Following the new agreement between the International Longshoremen’s Association (ILA) and United States Maritime Alliance (USMX), the labor union is expected to ratify the contract that will define shipping operations in the East and Gulf Coast states for the next six years.
Despite Trump’s threats to increase tariffs for Mexican products, the nearshoring partnership between the most powerful economy and its largest trading partner will only grow stronger — this, according to experts and officials on the ground.
Continue reading to learn more about what is happening in the freight world this January.
After a hard-fought negotiation that kept shippers nationwide on their toes, the ILA and the USMX finally reached an agreement that both parties seemed happy with. The ILA is now moving toward ratifying the new contract with port employers on the East and Gulf coasts. Union leaders will meet with wage scale delegates soon to review the tentative agreement with terminal operators and ocean carriers.
If delegates approve the deal, union members will vote to ratify the six-year master contract covering pay and benefits for 25,000 dockworkers from Texas to Boston. The agreement includes a 62% pay raise over the contract’s life, and employers are allowed to introduce semiautomated cranes and robotic equipment in exchange for job guarantees.
Despite President Trump’s plan to impose 25% tariffs on imports from Mexico, experts believe this will not hinder the growing trade and investment between the two countries. A TA Services leaderl said, “Even with the tariff taking effect, Mexico will still represent a very attractive option.” This sentiment is shared among several manufacturers, thanks to Mexico’s affordable workforce and proximity to the U.S. borders.
While Mexico’s minimum wage was increased several times in 2024, the peso suffered its worst devaluation in 16 years, depreciating 23% in the same period. The peso could continue to slide, counterbalancing the minimum wage increases. This scenario has meant that manufacturers would be hard-pressed to relocate their facilities out of Mexico, as the country would remain attractive as a manufacturing destination despite the threat of tariffs.
Additionally, the country’s economy is stable and has many trade agreements. In 2024, U.S.-Mexico trade saw a 6% year-over-year increase, totaling $776.05 billion. Industry leaders anticipate continued growth, particularly in aerospace manufacturing and logistics. Even with the tariffs, businesses are expected to adapt by optimizing supply chains, leveraging Mexico’s trade agreements and strategic geographic advantages to maintain competitiveness.
California has withdrawn its request for a federal waiver to enforce a mandate for zero-emissions big rigs, citing concerns over potential rejection by the newly formed Trump administration. Trucking leaders believe that the state’s decision to drop the mandate for zero-emissions big rigs is the start of a broader rollback of emissions regulations under the
Trump administration. Officials from the trucking industry say they support a move toward cleaner fuel but only under workable conditions.

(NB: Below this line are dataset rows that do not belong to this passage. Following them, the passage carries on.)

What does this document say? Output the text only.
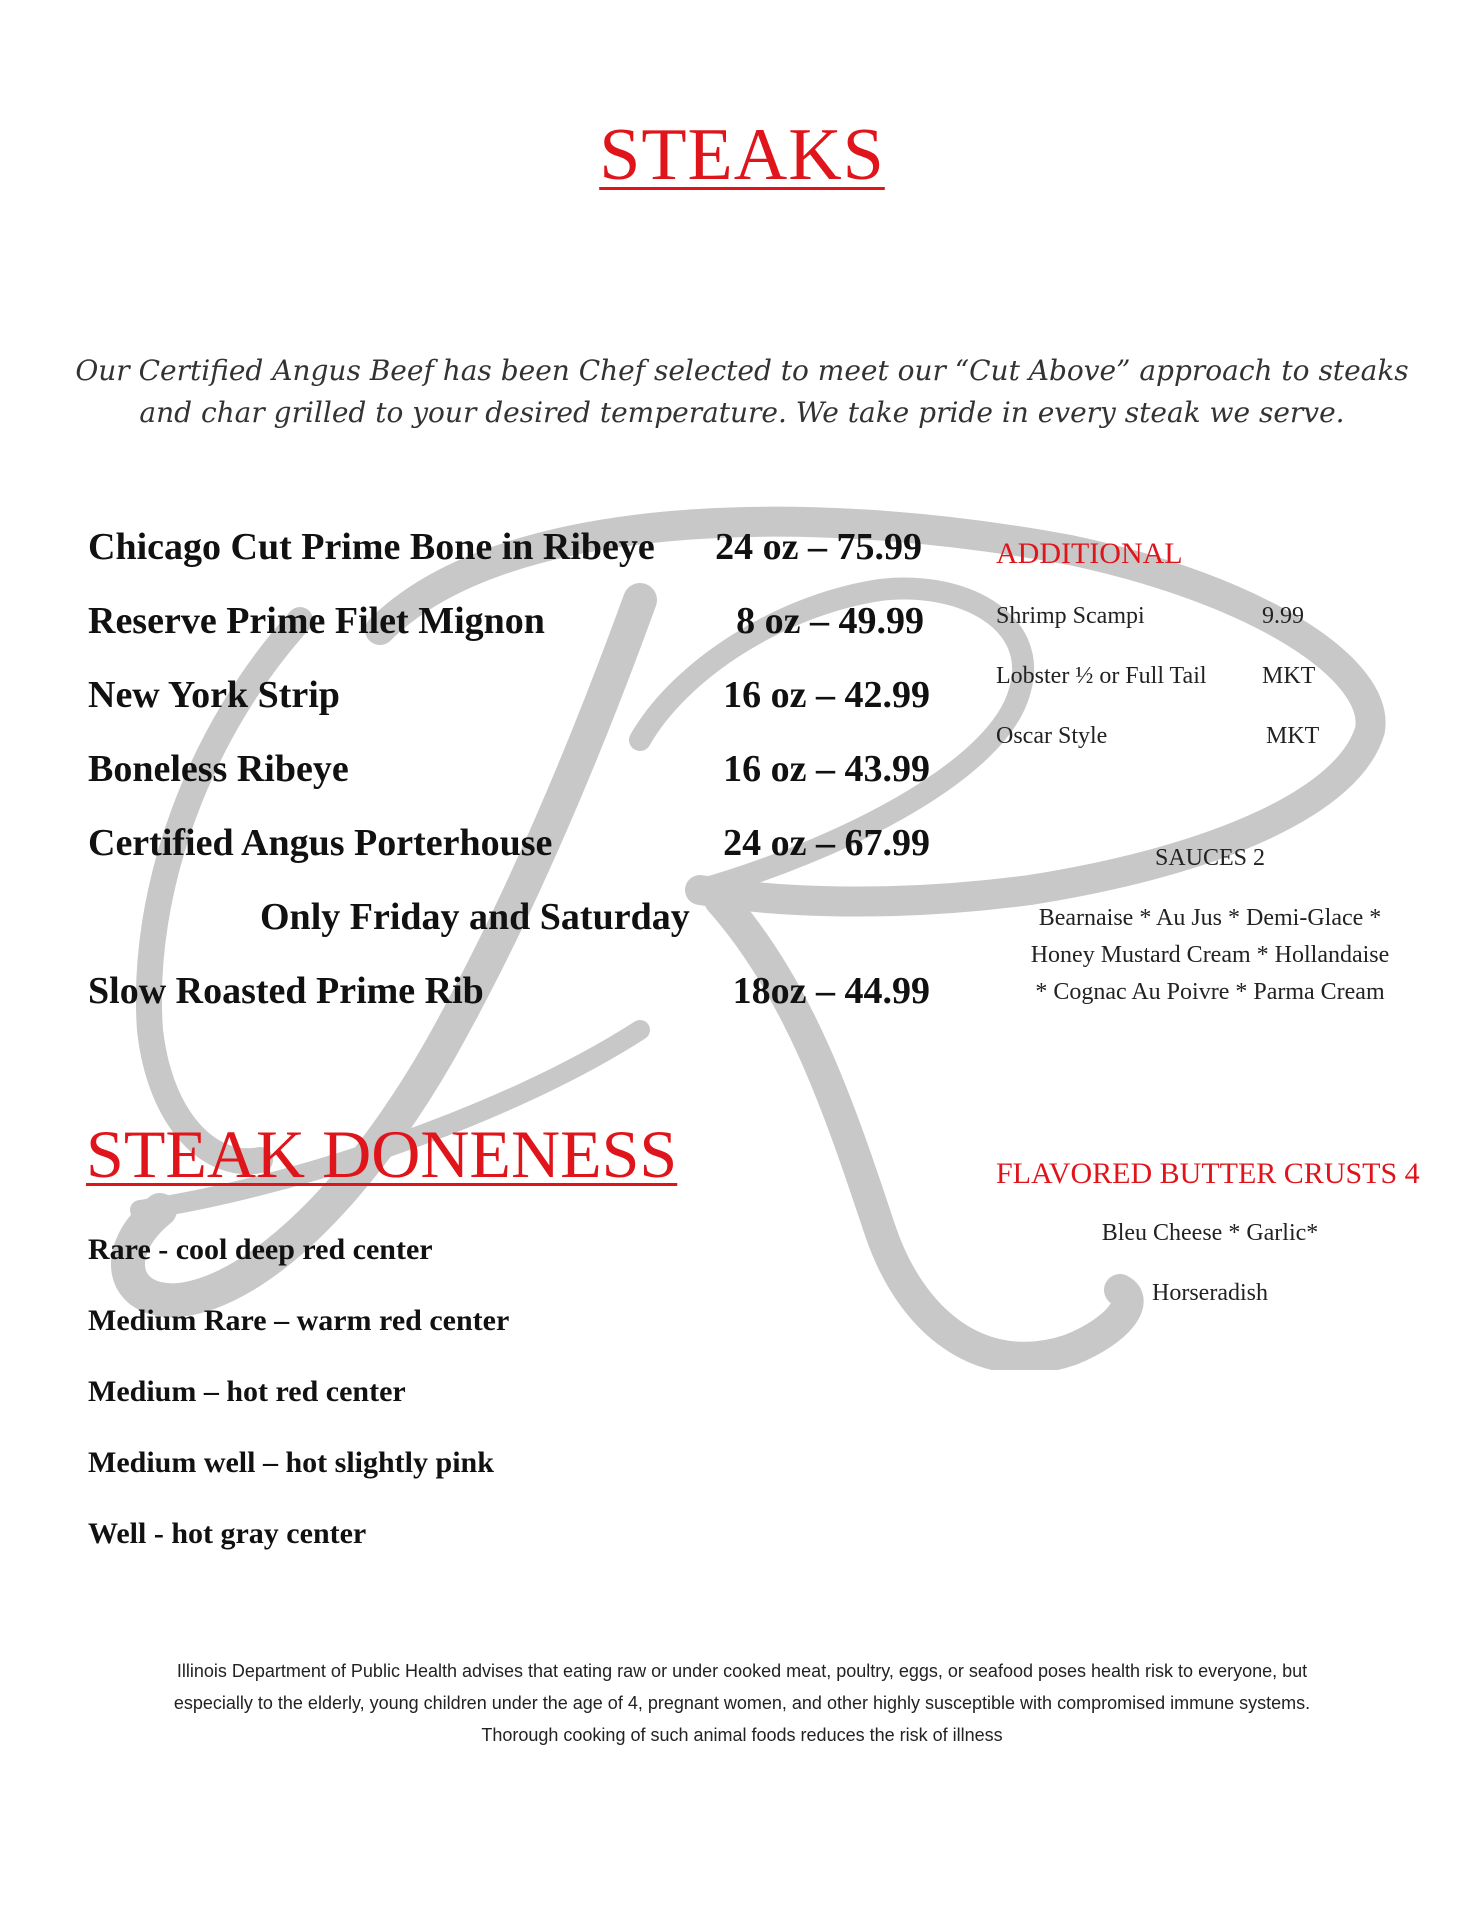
STEAKS
Our Certified Angus Beef has been Chef selected to meet our “Cut Above” approach to steaks
and char grilled to your desired temperature. We take pride in every steak we serve.
Chicago Cut Prime Bone in Ribeye 24 oz – 75.99
Reserve Prime Filet Mignon	8 oz – 49.99
New York Strip	16 oz – 42.99
Boneless Ribeye	16 oz – 43.99
Certified Angus Porterhouse	24 oz – 67.99
Only Friday and Saturday
Slow Roasted Prime Rib	18oz – 44.99
ADDITIONAL
Shrimp Scampi	9.99
Lobster ½ or Full Tail MKT
Oscar Style	MKT
SAUCES 2
Bearnaise * Au Jus * Demi-Glace *
Honey Mustard Cream * Hollandaise
* Cognac Au Poivre * Parma Cream
FLAVORED BUTTER CRUSTS 4
Bleu Cheese * Garlic*
Horseradish
STEAK DONENESS
Rare - cool deep red center
Medium Rare – warm red center
Medium – hot red center
Medium well – hot slightly pink
Well - hot gray center
Illinois Department of Public Health advises that eating raw or under cooked meat, poultry, eggs, or seafood poses health risk to everyone, but
especially to the elderly, young children under the age of 4, pregnant women, and other highly susceptible with compromised immune systems.
Thorough cooking of such animal foods reduces the risk of illness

According to industry experts, California’s proposed regulations were not feasible, mainly because the technology and infrastructure for zero-emissions heavy-duty trucks are not fully developed yet. California’s strict mandate aimed to require truckers to purchase battery-electric and hydrogen fuel-cell trucks. Trucking industry leaders argue that these trucks are not ready for widespread use due to high costs, limited range, and insufficient infrastructure. Despite this setback, California will continue implementing local emissions regulations. Truckers hope the Trump administration will introduce more realistic standards for emissions reduction.
The U.S. less-than-truckload (LTL) market is experiencing a slowdown in demand while pricing remains high. LTL rates have plateaued, showing no significant increase for the fourth consecutive month. Despite a 1.6% drop from July 2023, LTL pricing remains elevated, having gone up 5.5% since Yellow’s collapse in 2023.
Shippers now have more leverage in contract negotiations as the market struggles with weak freight demand. LTL carriers can still secure modest rate hikes due to market consolidation and a better understanding of costs. Shippers have seen savings in fuel surcharges, although the overall pricing situation remains elevated.